As a first step towards solving this problem, we propose a system to predict the domains that are most likely to be used maliciously. Our approach is based on novel research into the connections and patterns exhibited among various detected malicious domains. In summary, we made the following discoveries:

1) Connections between malicious domains that have been in use at different times: We collected and analysed the connections between the malicious domains that were used in different spam/malware campaigns. We identified several types of connections exhibited among these domains based on our PDNS data, whois data, sinkhole data and malware detection data. We used these connections to derive other domains that have not been detected as malicious, and track the inferred domains.

2) Re-use of previous malicious domains: We discovered multiple cases in which previously detected malicious domains are re-used by attackers. We studied the characteristics of these re-used domains. Moreover, we analysed the rationale behind the re-use. Based on our analysis, we derived several patterns and applied the patterns to finding more domains that are likely to be re-used.

3) Temporal patterns of DNS queries of malicious domains: We discovered several patterns in the DNS queries of a domain before the domain was detected as malicious. For different types of malicious domains (i.e. registered by attackers, having malicious content inserted), the patterns indicate different activities related to preparing the domains for malicious purposes. We were able to use these patterns to identify likely malicious domains in our PDNS data feed.

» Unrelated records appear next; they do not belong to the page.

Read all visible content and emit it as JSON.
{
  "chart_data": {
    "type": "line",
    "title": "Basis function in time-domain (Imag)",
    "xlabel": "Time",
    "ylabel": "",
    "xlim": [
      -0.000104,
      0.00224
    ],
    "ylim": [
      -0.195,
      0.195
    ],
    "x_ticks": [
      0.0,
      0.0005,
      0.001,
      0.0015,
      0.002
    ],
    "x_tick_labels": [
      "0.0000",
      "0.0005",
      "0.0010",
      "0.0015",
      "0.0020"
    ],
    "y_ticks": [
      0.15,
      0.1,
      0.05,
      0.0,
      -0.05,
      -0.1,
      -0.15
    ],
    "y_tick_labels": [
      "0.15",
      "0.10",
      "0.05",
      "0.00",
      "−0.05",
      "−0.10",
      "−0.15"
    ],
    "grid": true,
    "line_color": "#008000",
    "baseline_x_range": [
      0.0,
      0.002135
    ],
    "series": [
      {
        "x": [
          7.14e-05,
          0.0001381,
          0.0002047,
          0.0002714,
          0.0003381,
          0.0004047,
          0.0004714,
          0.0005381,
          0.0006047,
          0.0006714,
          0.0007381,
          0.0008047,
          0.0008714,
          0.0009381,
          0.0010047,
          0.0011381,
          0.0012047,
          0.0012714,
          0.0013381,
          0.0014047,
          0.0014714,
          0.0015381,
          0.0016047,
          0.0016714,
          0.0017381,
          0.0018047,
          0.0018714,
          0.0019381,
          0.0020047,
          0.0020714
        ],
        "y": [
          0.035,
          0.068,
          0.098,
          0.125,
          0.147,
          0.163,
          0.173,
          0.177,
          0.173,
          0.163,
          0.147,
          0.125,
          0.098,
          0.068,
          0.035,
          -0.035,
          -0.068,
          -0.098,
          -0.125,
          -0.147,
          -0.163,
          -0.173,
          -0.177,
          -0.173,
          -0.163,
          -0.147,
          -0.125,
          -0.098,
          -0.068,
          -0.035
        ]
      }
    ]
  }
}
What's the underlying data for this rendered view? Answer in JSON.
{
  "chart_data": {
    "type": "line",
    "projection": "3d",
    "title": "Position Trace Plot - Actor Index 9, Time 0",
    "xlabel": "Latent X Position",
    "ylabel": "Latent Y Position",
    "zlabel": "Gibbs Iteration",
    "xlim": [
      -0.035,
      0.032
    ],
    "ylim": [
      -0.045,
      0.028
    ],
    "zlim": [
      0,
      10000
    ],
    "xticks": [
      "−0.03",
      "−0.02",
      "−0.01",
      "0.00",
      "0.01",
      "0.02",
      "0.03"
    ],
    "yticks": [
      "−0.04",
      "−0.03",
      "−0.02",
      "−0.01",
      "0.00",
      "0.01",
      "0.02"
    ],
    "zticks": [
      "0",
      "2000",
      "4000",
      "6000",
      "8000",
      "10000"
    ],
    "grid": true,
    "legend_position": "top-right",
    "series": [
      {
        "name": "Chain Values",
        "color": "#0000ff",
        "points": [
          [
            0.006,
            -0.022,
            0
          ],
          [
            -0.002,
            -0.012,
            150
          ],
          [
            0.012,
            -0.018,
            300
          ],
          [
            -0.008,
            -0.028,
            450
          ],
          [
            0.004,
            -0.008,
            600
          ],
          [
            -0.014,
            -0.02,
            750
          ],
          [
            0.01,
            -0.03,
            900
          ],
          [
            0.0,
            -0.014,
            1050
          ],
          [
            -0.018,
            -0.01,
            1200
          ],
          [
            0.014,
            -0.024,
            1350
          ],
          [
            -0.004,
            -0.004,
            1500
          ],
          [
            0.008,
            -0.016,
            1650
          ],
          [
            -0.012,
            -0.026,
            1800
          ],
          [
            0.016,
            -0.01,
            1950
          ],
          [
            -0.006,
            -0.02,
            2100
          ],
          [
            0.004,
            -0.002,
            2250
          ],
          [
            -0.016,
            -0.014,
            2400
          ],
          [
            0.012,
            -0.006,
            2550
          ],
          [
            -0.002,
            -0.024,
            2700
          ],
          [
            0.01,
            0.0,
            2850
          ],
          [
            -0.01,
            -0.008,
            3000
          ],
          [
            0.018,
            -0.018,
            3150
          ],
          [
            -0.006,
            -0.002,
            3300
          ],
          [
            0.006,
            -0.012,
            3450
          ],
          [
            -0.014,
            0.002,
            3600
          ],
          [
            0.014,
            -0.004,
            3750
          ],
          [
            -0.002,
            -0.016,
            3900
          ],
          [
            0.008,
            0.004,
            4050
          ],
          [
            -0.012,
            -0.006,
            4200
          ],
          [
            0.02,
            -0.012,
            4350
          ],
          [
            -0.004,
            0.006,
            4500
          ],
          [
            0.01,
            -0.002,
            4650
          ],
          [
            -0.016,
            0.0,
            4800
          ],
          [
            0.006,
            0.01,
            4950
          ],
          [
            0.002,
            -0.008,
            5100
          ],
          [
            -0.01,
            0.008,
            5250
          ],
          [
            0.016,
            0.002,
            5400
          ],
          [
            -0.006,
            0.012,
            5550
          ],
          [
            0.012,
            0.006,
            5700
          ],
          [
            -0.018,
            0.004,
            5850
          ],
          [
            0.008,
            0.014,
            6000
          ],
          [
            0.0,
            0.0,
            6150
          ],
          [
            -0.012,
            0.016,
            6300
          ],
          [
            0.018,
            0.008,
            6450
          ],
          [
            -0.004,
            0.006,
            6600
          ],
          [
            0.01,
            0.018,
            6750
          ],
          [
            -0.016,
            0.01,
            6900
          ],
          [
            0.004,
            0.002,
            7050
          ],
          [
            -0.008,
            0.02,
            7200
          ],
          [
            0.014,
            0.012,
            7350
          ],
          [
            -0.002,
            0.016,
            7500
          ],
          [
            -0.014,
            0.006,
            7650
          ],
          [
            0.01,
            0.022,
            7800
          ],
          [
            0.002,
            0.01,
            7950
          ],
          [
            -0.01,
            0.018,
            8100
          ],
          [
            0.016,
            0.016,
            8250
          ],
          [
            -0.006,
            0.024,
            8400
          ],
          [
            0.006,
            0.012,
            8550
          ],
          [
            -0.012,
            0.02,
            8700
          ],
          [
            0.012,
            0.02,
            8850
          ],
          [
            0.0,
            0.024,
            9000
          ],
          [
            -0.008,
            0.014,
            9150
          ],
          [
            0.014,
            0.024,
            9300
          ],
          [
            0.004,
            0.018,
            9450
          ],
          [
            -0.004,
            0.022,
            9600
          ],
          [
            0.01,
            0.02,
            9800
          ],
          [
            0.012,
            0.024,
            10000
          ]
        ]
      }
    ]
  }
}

To the best of our knowledge, most of these patterns and discoveries are presented for the first time. To evaluate the effectiveness of this work, we released DNS signatures on the predicted domains and we also tracked the detection of predicted domains on VirusTotal. The results suggest that over 83% of the predicted domains were detected on VirusTotal and were blocked by our firewall.

Wei Xu

Wei Xu is a security reseacher at Palo Alto Networks. His current research interests include web security, network security and security data analysis. His past research works have been published in both academic journals and in industry. He was a speaker at VB2012 and at Black Hat 2013. He received his B.S. and M.S. degrees in electrical engineering from Tsinghua University, Beijing in 2005 and 2007, respectively. He obtained his Ph.D. in computer science from Penn State University in 2013.

Yanxin Zhang

Yanxin Zhang received his Ph.D. in electrical engineering from the Pennsylvania State University in 2009. He joined Palo Alto Networks in 2011. He is the co-creator of the well-known cloud security platform WildFire. He holds three pending patents related to malware analysis and detection. He is in charge of the WildFire and anti-virus system infrastructure.

Kyle Sanders

Kyle Sanders has worked in the IT industry for the last 10 years and is currently the team lead for malware research at Palo Alto Networks. His research interests are in automated malware detection, network forensics and code analysis.